Мэкхит рассказал Фанни о своей беседе с Крестоном и набросал его портрет.
–
Миллера и Хоторна ждало новое огорчение. Мэкхит заявил им, что он принужден требовать от Миллера письменного признания в том, что он, Миллер, на собственный страх, не ставя в известность Хоторна, в целях спекуляции растратил вклад Пичема. У банка как такового должно быть чистое имя.

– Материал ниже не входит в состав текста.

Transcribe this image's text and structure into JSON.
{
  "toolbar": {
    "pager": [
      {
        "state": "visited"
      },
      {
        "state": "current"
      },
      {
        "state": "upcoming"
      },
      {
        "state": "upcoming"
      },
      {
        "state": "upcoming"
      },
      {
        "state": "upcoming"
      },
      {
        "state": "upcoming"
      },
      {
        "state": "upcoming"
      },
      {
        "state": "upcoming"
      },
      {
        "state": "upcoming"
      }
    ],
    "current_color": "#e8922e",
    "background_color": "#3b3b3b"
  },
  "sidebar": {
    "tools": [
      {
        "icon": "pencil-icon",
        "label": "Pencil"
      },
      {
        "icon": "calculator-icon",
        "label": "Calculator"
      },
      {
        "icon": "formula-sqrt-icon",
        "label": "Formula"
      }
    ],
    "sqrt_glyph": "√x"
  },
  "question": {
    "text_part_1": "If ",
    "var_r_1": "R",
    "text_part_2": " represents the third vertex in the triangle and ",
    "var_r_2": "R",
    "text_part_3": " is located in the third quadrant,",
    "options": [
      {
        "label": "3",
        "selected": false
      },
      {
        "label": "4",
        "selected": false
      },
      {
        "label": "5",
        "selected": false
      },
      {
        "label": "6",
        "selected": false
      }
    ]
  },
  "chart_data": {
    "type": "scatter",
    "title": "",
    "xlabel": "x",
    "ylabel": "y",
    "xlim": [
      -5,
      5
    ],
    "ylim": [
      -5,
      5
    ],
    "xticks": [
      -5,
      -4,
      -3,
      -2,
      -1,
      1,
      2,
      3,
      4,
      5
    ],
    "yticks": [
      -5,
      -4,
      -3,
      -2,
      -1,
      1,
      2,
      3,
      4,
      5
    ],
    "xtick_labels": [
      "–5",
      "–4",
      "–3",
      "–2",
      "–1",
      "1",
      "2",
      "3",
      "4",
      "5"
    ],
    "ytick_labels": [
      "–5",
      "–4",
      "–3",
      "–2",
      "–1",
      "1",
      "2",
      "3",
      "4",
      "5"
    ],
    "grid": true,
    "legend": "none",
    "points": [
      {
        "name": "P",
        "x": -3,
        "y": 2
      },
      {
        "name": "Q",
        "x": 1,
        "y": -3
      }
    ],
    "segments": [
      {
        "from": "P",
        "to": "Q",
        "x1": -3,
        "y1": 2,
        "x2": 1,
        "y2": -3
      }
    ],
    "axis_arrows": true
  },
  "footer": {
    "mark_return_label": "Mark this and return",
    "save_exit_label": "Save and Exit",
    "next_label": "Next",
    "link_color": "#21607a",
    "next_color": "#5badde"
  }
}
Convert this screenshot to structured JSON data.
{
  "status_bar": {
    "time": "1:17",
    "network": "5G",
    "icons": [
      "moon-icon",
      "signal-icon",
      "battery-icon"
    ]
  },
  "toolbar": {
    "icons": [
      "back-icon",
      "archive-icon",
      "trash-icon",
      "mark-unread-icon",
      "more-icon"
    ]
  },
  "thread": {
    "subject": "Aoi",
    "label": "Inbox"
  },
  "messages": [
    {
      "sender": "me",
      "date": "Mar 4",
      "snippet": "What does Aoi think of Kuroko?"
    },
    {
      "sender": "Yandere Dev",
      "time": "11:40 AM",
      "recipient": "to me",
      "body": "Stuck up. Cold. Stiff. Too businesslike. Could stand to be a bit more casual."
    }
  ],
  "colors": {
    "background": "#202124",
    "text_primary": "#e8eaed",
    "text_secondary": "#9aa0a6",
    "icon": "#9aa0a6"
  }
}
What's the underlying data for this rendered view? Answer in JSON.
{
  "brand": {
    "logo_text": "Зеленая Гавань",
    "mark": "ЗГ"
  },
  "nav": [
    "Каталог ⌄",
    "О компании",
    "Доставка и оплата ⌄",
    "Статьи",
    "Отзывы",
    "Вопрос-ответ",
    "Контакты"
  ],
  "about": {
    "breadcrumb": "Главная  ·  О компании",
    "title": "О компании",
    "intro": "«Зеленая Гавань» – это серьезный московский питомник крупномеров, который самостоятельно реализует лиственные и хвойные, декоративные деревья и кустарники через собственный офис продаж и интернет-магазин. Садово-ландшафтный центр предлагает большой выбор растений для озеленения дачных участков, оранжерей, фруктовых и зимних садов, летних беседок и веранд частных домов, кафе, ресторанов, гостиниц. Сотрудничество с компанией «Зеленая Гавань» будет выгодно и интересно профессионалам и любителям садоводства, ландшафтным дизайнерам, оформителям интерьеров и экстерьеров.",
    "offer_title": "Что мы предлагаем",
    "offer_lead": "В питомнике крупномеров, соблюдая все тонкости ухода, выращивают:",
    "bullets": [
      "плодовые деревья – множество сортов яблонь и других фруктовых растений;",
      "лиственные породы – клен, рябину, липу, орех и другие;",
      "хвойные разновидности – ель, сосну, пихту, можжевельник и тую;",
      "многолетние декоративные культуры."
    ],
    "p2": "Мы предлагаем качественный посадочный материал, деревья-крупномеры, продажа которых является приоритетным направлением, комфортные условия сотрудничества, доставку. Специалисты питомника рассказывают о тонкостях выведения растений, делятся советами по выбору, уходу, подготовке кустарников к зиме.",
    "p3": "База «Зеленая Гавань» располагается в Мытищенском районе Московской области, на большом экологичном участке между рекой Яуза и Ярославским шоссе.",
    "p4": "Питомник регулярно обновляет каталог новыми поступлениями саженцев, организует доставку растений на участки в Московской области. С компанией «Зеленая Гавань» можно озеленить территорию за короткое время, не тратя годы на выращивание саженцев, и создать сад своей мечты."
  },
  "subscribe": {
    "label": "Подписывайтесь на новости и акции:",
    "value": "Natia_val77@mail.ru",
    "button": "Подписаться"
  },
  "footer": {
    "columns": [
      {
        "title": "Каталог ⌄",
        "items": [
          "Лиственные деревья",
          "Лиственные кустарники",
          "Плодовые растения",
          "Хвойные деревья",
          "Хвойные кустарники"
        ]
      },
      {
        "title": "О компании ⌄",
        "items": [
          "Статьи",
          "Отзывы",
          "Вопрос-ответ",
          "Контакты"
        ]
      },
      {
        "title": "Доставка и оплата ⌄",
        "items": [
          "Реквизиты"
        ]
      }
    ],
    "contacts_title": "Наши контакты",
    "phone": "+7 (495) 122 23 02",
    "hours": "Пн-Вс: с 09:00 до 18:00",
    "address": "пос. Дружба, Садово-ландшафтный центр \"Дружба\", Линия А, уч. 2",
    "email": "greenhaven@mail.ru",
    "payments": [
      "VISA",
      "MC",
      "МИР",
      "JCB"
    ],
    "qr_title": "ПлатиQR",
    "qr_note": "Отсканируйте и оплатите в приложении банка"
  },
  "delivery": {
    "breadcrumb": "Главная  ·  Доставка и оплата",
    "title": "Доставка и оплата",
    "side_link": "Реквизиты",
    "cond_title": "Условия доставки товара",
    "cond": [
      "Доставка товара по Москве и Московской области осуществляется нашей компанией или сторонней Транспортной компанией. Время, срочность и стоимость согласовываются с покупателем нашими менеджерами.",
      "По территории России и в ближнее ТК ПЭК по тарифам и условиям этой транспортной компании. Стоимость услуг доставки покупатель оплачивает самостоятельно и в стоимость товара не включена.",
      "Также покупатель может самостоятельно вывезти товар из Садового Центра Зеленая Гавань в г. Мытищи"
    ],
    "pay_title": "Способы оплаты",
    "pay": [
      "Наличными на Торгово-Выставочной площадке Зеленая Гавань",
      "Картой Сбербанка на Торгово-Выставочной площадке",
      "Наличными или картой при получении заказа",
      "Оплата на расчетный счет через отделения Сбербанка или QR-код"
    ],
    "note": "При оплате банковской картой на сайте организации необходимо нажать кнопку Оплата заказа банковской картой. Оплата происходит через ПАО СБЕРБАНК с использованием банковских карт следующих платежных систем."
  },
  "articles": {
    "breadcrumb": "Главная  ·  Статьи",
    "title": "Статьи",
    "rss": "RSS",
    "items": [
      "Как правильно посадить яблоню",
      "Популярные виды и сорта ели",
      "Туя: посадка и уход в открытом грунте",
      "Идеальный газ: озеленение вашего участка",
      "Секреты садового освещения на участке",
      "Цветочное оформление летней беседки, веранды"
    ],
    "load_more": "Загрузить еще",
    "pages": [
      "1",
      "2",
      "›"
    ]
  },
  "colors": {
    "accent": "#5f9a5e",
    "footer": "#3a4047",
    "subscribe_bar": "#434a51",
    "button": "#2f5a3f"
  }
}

Миллер был окончательно раздавлен. Он прислонился своей старой головой к спинке стула и заплакал. Потом взял себя в руки, выпрямился и сказал со сдержанным достоинством:
– Я не могу это сделать, господин Мэкхит. Я никогда в жизни не подпишу бумагу о том, что растратил на спекуляции доверенные банку деньги. Знаете ли вы, что это значит:
– Но ведь вот же вы тут, господин Миллер, а денег все-таки нет!
– Да! – сказал господин Миллер и сел с таким выражением лица, какое бывает у удивленных детей.
Посидев еще минут пять (никто за это время не произнес ни слова), он ушел, покачивая головой и что-то бормоча про себя.
Через два часа старик Хоторн принес бумагу. На ней красовалась подпись Миллера, ясная и четкая, точно выведенная рукой школьника.
Взволнованным голосом Хоторн попросил Мэкхита хотя бы на первое время оставить Миллера в банке – разумеется, без оклада, – так как старик просто не знает, что сказать жене и соседям.
Мэкхит удовлетворил эту просьбу.
В тот же день Мэкхит торжественно вступил в Национальный депозитный банк.
Многопудовая тяжесть свалилась с его души. Теперь пусть Аарон и Опперы узнают, что председателя ЦЗТ зовут Мэкхитом, ибо директора Национального депозитного банка тоже зовут Мэкхитом. И компаньона Крестона тоже зовут Мэкхитом.
После обеда Полли пошла к госпоже Краул.
Ее послал отец. Она давно уже выполняла некоторые поручения, которые он ей давал в качестве попечителя о бедных.
Госпожа Краул была очень растрогана корзиночкой с едой и бутылкой сидра, принесенными ей Полли. Она поплакалась на КЭТС, которая конфисковала всю мебель, не бывшую «предметом первой необходимости», и на своего отца, грустно слушавшего ее речи.